Whilst that is what the spec says *should* happen, and it does as far
as I can tell in IE and Firefox (and likely Mozilla and Netscape),
scripts seem to linger in Safari and OmniWeb.

The point being that for some browsers, scripts are not replaced (or
at
least, not entirely). I guess this is a bug or at best an
inconsistency with the HTML specification, but developers should not
expect that all contents are removed just by re-opening the document
and writing to it.

I could not disagree more strongly.
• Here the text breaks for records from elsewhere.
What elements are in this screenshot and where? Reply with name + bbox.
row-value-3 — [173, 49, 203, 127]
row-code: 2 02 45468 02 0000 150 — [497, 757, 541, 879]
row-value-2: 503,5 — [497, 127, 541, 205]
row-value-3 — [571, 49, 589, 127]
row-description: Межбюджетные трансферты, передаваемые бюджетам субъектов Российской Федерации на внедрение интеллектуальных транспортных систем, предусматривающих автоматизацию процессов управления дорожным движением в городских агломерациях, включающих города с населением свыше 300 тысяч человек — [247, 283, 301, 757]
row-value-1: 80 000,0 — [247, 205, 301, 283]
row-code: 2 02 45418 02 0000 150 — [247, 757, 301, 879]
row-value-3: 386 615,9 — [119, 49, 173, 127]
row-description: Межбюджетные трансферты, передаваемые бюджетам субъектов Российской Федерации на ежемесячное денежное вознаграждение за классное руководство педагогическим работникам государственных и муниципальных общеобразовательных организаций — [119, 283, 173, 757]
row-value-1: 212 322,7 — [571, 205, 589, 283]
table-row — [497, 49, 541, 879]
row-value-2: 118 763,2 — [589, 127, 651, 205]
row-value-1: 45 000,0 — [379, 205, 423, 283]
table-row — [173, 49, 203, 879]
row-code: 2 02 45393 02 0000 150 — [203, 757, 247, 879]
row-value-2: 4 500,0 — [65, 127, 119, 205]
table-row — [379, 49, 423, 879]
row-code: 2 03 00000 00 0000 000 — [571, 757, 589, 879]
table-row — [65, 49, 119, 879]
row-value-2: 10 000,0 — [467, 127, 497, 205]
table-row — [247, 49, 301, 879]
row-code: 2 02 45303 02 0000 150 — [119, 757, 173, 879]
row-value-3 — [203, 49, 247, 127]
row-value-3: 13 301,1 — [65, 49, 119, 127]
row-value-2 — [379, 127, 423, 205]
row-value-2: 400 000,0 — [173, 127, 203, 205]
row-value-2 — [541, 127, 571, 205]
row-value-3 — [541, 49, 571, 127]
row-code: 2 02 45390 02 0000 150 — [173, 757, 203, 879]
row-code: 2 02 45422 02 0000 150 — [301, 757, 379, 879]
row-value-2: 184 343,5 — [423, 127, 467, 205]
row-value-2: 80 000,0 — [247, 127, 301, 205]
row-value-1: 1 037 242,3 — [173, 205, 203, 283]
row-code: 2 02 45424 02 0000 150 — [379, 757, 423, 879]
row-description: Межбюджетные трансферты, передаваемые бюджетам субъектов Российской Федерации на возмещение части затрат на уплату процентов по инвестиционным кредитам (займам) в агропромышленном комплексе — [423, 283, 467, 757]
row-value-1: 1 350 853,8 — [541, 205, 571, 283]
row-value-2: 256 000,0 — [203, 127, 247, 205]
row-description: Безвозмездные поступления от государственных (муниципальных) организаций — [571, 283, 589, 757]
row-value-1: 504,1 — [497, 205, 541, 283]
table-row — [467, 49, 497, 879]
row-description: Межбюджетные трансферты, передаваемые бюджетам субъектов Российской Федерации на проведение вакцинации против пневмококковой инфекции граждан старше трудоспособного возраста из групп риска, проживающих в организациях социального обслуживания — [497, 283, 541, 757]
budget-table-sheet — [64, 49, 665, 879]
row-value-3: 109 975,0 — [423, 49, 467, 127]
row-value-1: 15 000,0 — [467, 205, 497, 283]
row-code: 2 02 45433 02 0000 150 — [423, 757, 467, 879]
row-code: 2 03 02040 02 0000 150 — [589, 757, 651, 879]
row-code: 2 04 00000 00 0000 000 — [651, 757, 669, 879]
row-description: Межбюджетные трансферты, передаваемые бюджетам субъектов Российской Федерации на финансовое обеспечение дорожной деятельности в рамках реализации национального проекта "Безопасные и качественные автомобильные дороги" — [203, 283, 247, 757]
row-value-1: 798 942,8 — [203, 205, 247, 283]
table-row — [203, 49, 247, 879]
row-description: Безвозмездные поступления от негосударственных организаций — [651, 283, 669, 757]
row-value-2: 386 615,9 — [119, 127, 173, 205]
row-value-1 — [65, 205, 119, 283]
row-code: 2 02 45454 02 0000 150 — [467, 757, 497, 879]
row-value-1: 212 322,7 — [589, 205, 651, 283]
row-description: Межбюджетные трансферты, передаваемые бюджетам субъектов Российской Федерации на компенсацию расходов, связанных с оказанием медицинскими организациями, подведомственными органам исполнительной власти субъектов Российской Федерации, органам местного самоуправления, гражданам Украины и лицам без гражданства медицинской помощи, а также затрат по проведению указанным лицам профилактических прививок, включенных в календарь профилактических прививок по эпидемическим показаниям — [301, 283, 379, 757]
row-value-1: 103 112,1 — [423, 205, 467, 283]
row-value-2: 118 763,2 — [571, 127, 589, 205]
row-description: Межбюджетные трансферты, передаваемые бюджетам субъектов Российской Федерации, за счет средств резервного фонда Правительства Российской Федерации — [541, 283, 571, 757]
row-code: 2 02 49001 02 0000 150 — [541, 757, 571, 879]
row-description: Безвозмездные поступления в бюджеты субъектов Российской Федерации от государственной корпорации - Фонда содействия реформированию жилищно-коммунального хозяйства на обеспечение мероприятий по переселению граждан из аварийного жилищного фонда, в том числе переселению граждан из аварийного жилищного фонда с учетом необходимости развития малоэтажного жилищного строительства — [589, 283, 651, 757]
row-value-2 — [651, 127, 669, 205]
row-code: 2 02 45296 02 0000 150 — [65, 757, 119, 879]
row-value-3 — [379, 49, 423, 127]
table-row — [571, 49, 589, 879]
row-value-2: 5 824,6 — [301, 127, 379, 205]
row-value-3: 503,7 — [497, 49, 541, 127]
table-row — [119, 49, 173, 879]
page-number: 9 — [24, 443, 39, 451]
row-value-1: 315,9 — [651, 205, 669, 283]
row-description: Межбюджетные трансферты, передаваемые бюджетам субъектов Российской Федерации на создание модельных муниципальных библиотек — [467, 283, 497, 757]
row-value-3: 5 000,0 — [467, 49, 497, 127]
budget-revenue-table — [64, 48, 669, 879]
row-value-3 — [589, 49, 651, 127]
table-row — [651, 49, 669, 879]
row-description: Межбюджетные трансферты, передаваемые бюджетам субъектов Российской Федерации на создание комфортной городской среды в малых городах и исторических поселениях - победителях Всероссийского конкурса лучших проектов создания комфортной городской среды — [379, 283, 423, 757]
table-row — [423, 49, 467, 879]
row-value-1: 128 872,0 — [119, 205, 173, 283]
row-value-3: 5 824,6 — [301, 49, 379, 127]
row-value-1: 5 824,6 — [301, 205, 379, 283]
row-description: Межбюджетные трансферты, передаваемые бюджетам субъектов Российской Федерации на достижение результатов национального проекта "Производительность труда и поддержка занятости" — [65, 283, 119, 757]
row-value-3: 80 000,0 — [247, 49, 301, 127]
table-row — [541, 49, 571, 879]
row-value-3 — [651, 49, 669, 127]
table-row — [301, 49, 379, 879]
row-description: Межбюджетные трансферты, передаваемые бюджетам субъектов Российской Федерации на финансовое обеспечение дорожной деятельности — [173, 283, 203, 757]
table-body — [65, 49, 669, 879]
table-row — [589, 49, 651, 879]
Developers should assume without
exception that issuing document.open(), document.write() (which
implicitly calls document.open()), location.href = value, Form#submit()
or any other action that causes the browser to navigate or re-write the
main window content will cause the current document and all script
contained in the current window to be immediately unavailable. Your
example demonstrated behaviour which authors of client-side code should
not even attempt to rely on.

I even regard: <body onunload="alert('Leaving...');"> to be "incorrect"
(although it appears to work in IE 6.0.2900 and Firefox 1.0).

The onunload event fires when the page is unloaded. The code that is
attached to that event is (or in my mind should be) destroyed but the
very event which triggers it.

How would I use onunload then? Well, I wouldn't. But if I did, I'd have
code in another frame, or window, which executes when the event
triggers. Of course, this still leaves the tricky problem that the call
to the code in the other frame or window is wrapped in an anonymous
function in the destroyed window, but I'll overlook that.